ARUS FEMIA, cuja tradução do crioulo guineense para português é “arroz fêmea”, inspira-se nas mulheres guineenses cujos cabelos viriam a tornar-se celeiros de sabedoria ancestral — humana, botânica, espiritual. No Novo Mundo as mulheres agitaram as cabeças e dos seus cabelos libertaram-se as sementes que fecundaram a terra.

O espectáculo estreou em 2025, em março no Teatro Campo Alegre (Porto, Portugal), em abril no Centro de Arte Moderna Gulbenkian (Lisboa, Portugal), em maio no Teatro do Bairro (Lisboa, Portugal), e no mesmo mês, no Centro Cultural Franco Bissau Guineense (Bissau, Guiné-Bissau), no âmbito da Iª Bienal de Arte e Cultura de Bissau da Fundação MoAC Biss. 



© João Octávio Peixoto

ARUS FEMIA

Dedico este espectáculo à Ota, do rio Cacheu,
ao Andan, das pastagens de Mansoa,
e às comunidades rurais da Guiné-Bissau.

Agradeço infinitamente ao Miguel de Barros, ao Erikson Mendonça, à Ruguiato Baldé, ao Mário Sá, à Nair Noémia Costa, ao Idrissa Baldé e a todos os amigos da Tiniguena, e à brilhante equipa ARUS FEMIA — Xullaji, Vânia Doutel Vaz, Neusa Trovoada, Camila Reis, Carolina Caramelo, Cláudia Sevivas, António Castelo, Lentim Nhabaly, Albertinho Monteiro, Dionezia Cá, Urbício Vieira, Aoaní, Izária Sá, Ulé Baldé, Jorge Gonçalves, Mariana Desidério, Arlindo Camacho.

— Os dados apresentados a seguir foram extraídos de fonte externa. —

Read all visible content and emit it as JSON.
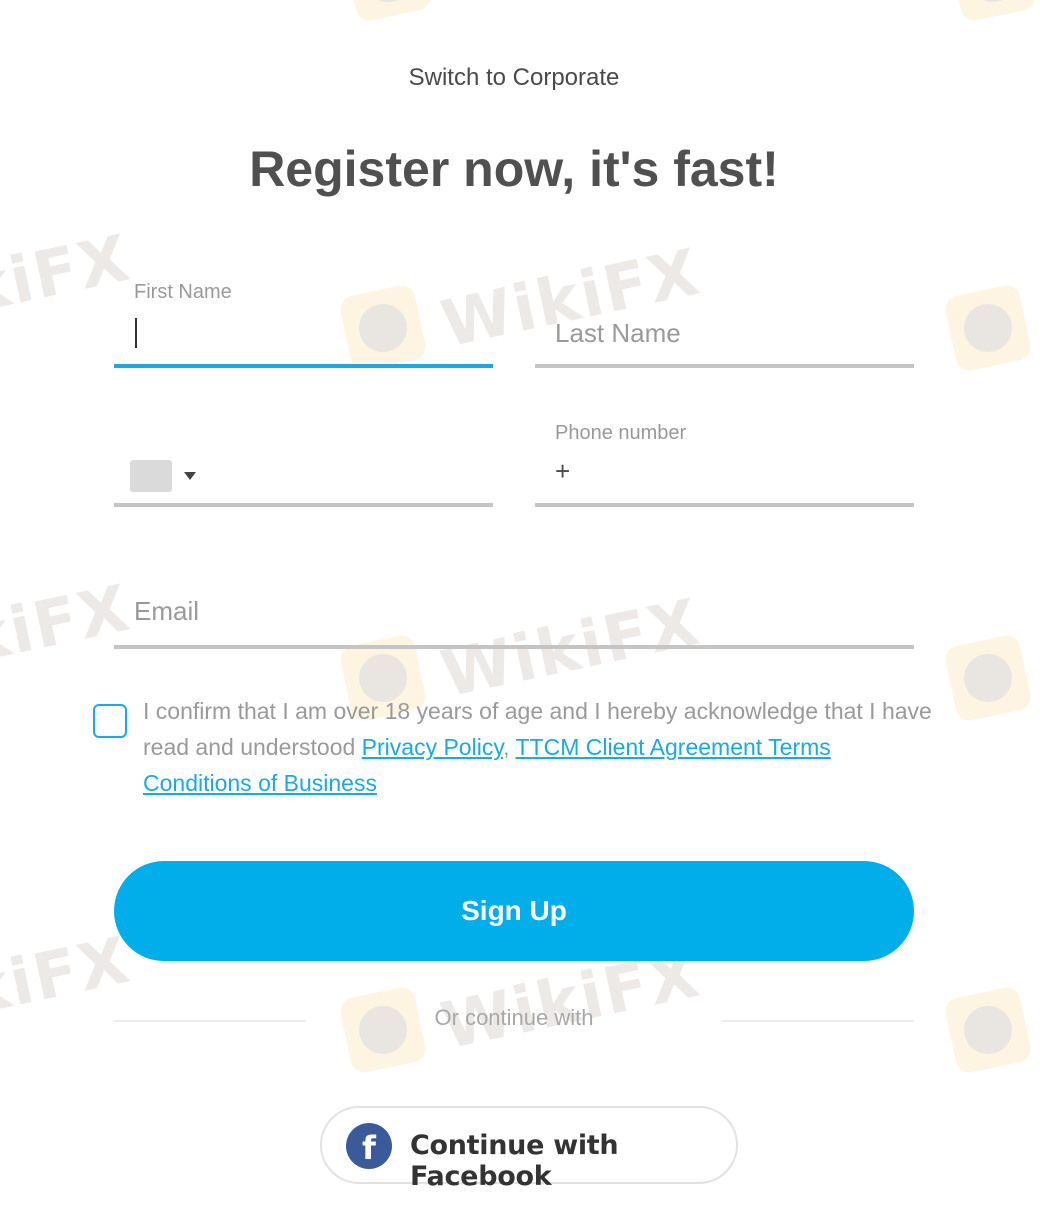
{
  "header": {
    "switch_link": "Switch to Corporate",
    "title": "Register now, it's fast!"
  },
  "form": {
    "first_name": {
      "label": "First Name",
      "value": "",
      "focused": true
    },
    "last_name": {
      "placeholder": "Last Name",
      "value": ""
    },
    "country_code": {
      "selected_flag": "",
      "icon": "chevron-down-icon"
    },
    "phone": {
      "label": "Phone number",
      "prefix": "+",
      "value": ""
    },
    "email": {
      "placeholder": "Email",
      "value": ""
    },
    "consent": {
      "checked": false,
      "text_before": "I confirm that I am over 18 years of age and I hereby acknowledge that I have read and understood ",
      "link_privacy": "Privacy Policy",
      "separator": ", ",
      "link_terms": "TTCM Client Agreement Terms Conditions of Business"
    },
    "signup_label": "Sign Up"
  },
  "social": {
    "divider_text": "Or continue with",
    "facebook_label": "Continue with Facebook",
    "facebook_icon": "f"
  },
  "watermark": {
    "text": "WikiFX"
  },
  "colors": {
    "accent": "#02aeea",
    "link": "#1aa9e0",
    "facebook": "#3a5a99",
    "title": "#505050"
  }
}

Há quatrocentos anos, um número incontável de guineenses foi sequestrado do seu território, transportado em porões de navios e escravizado nas Américas. Face a tal provação, as mulheres conceberam a mais potente das estratégias: esconder sementes de arroz africano (Oryza glaberrima) nas suas tranças! Em solo desconhecido, tiveram a mestria de fazer germinar e proliferar essas sementes. Hoje, o arroz negro cobre milhares de hectares no Novo Mundo. 

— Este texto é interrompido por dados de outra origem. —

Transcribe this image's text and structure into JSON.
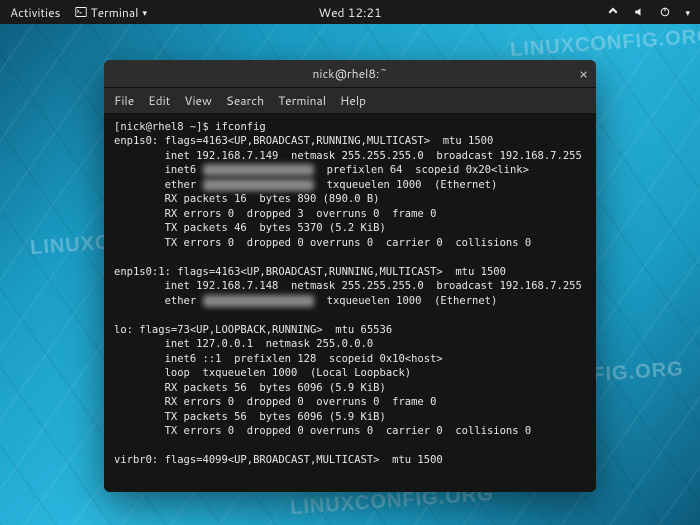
{
  "topbar": {
    "activities": "Activities",
    "app_icon": "terminal-icon",
    "app_name": "Terminal",
    "clock": "Wed 12:21",
    "tray": [
      "network-icon",
      "volume-icon",
      "power-icon"
    ]
  },
  "watermark": "LINUXCONFIG.ORG",
  "window": {
    "title": "nick@rhel8:~",
    "close_label": "×"
  },
  "menubar": [
    "File",
    "Edit",
    "View",
    "Search",
    "Terminal",
    "Help"
  ],
  "prompt": "[nick@rhel8 ~]$ ",
  "command": "ifconfig",
  "output_lines": [
    "enp1s0: flags=4163<UP,BROADCAST,RUNNING,MULTICAST>  mtu 1500",
    "        inet 192.168.7.149  netmask 255.255.255.0  broadcast 192.168.7.255",
    "        inet6 [REDACTED]  prefixlen 64  scopeid 0x20<link>",
    "        ether [REDACTED]  txqueuelen 1000  (Ethernet)",
    "        RX packets 16  bytes 890 (890.0 B)",
    "        RX errors 0  dropped 3  overruns 0  frame 0",
    "        TX packets 46  bytes 5370 (5.2 KiB)",
    "        TX errors 0  dropped 0 overruns 0  carrier 0  collisions 0",
    "",
    "enp1s0:1: flags=4163<UP,BROADCAST,RUNNING,MULTICAST>  mtu 1500",
    "        inet 192.168.7.148  netmask 255.255.255.0  broadcast 192.168.7.255",
    "        ether [REDACTED]  txqueuelen 1000  (Ethernet)",
    "",
    "lo: flags=73<UP,LOOPBACK,RUNNING>  mtu 65536",
    "        inet 127.0.0.1  netmask 255.0.0.0",
    "        inet6 ::1  prefixlen 128  scopeid 0x10<host>",
    "        loop  txqueuelen 1000  (Local Loopback)",
    "        RX packets 56  bytes 6096 (5.9 KiB)",
    "        RX errors 0  dropped 0  overruns 0  frame 0",
    "        TX packets 56  bytes 6096 (5.9 KiB)",
    "        TX errors 0  dropped 0 overruns 0  carrier 0  collisions 0",
    "",
    "virbr0: flags=4099<UP,BROADCAST,MULTICAST>  mtu 1500"
  ]
}
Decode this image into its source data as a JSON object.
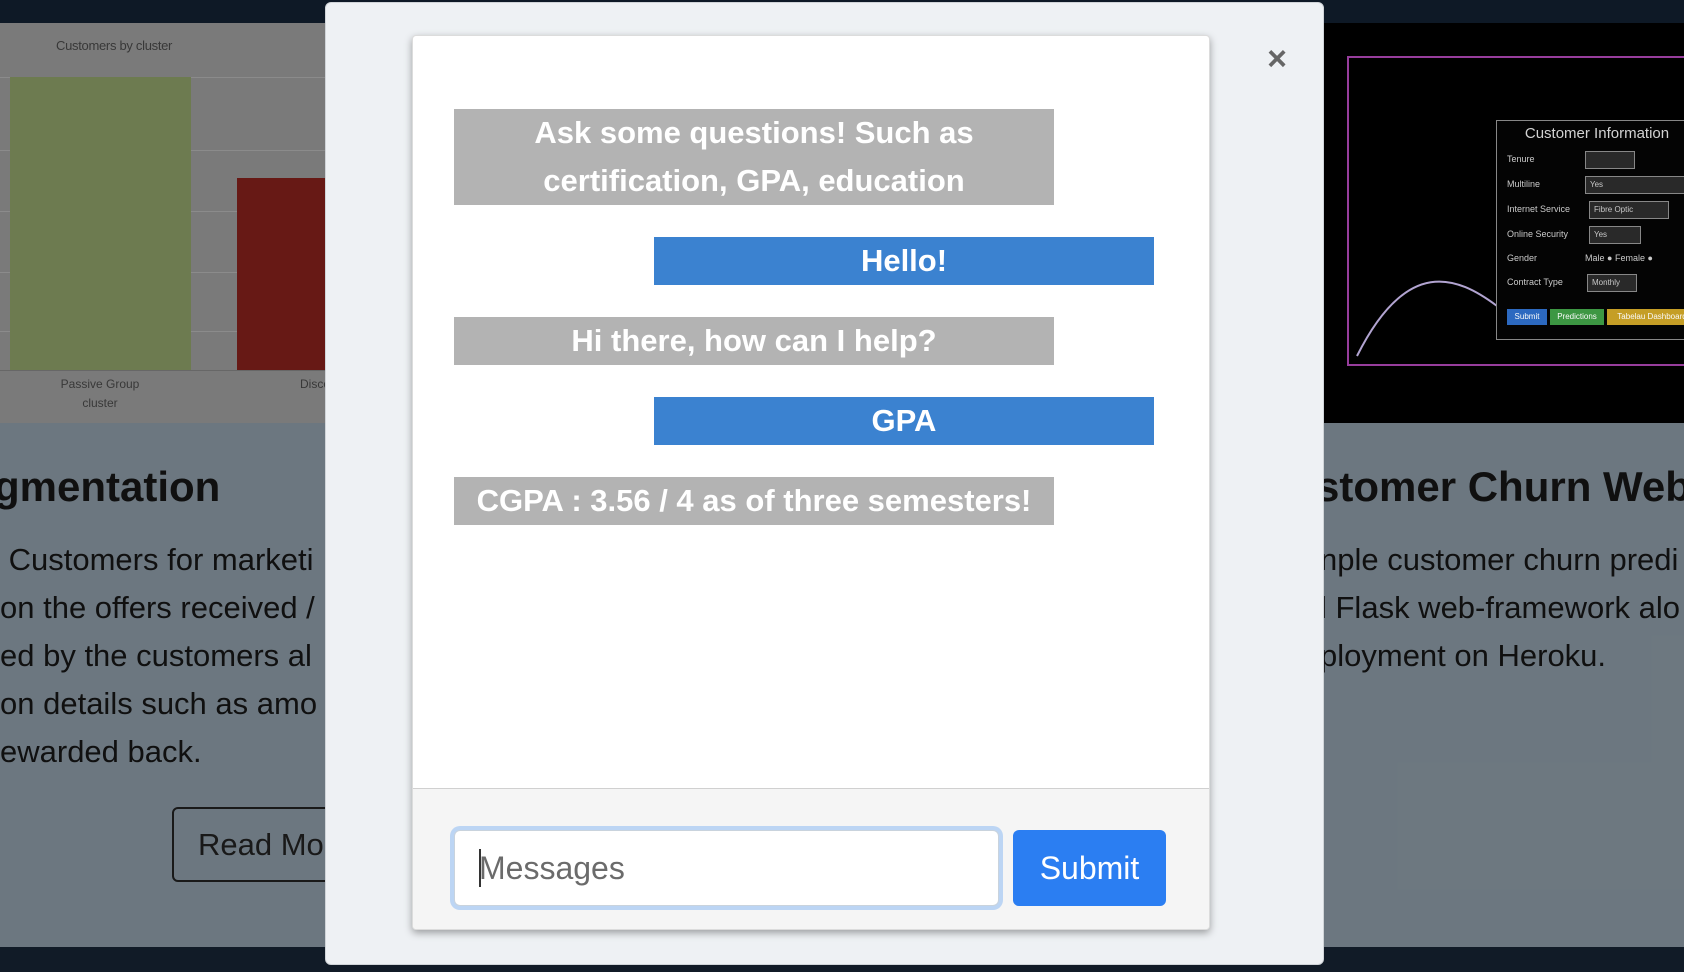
{
  "background": {
    "left_card": {
      "chart_title": "Customers by cluster",
      "category_1": "Passive Group cluster",
      "category_2": "Disco",
      "title": "gmentation",
      "text": " Customers for marketi\non the offers received /\ned by the customers al\non details such as amo\newarded back.",
      "read_more": "Read Mo"
    },
    "right_card": {
      "panel_title": "Customer Information",
      "rows": [
        "Tenure",
        "Multiline",
        "Internet Service",
        "Online Security",
        "Gender",
        "Contract Type"
      ],
      "values": [
        "",
        "Yes",
        "Fibre Optic",
        "Yes",
        "Male ● Female ●",
        "Monthly"
      ],
      "buttons": [
        "Submit",
        "Predictions",
        "Tabelau Dashboard"
      ],
      "title": "stomer Churn Web A",
      "text": "nple customer churn predi\nl Flask web-framework alo\nployment on Heroku."
    }
  },
  "modal": {
    "close": "×",
    "messages": [
      {
        "from": "bot",
        "text": "Ask some questions! Such as certification, GPA, education"
      },
      {
        "from": "user",
        "text": "Hello!"
      },
      {
        "from": "bot",
        "text": "Hi there, how can I help?"
      },
      {
        "from": "user",
        "text": "GPA"
      },
      {
        "from": "bot",
        "text": "CGPA : 3.56 / 4 as of three semesters!"
      }
    ],
    "input_placeholder": "Messages",
    "submit_label": "Submit"
  },
  "colors": {
    "bot_bubble": "#b3b3b3",
    "user_bubble": "#3b82d0",
    "submit": "#2b7ef2"
  }
}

Aquelas mulheres carregaram nos seus corpos filosofias espirituais que veiculavam códigos e condutas ancestrais. Sob condições extremamente hostis, com este gesto audaz, as mulheres guineenses preservaram o vínculo com as suas origens e fizeram-no perdurar no tempo.



© João Octávio Peixoto

Parte do processo de investigação para o projecto ARUS FEMIA teve lugar no interior da Guiné-Bissau, onde se pratica a orizicultura tradicional, sobretudo em água salgada. Localmente, estes arrozais são denominados de bolanhas de água salgada. As bolanhas são arquitetadas em carreiras simétricas separadas por diques minuciosamente construídos, de modo a garantir um equilíbrio preciso entre a água salgada trazida pelo mar e a água doce trazida pelas chuvas — condição essencial para que o arroz possa fecundar. Porém, este equilíbrio há muito que se tem vindo a fragilizar. A combinação de um território insular de baixa altitude — composto por mais de 80 ilhas — e um clima que actualmente oscila entre períodos de intensa pluviosidade e secas prolongadas, torna a Guiné-Bissau um dos países mais vulneráveis às alterações climáticas, apesar do seu ínfimo contributo para a emissão de gases com efeito de estufa (à escala global, o continente africano é responsável por cerca de 4% dessas emissões). As comunidades que habitam nas zonas costeiras — que constituem mais de 70% da população guineense — não têm e não terão como dar continuidade à sua principal atividade de subsistência: a agricultura familiar e comunitária. Como sobreviverá a Guiné-Bissau e os cerca de 2 milhões de guineenses? Deslocar? Migrar? Mas como, se a livre mobilidade é privilégio de apenas alguns — daqueles cujos passaportes são emitidos por países que contrabandeiam gases com efeito de estufa e praticam a biopirataria?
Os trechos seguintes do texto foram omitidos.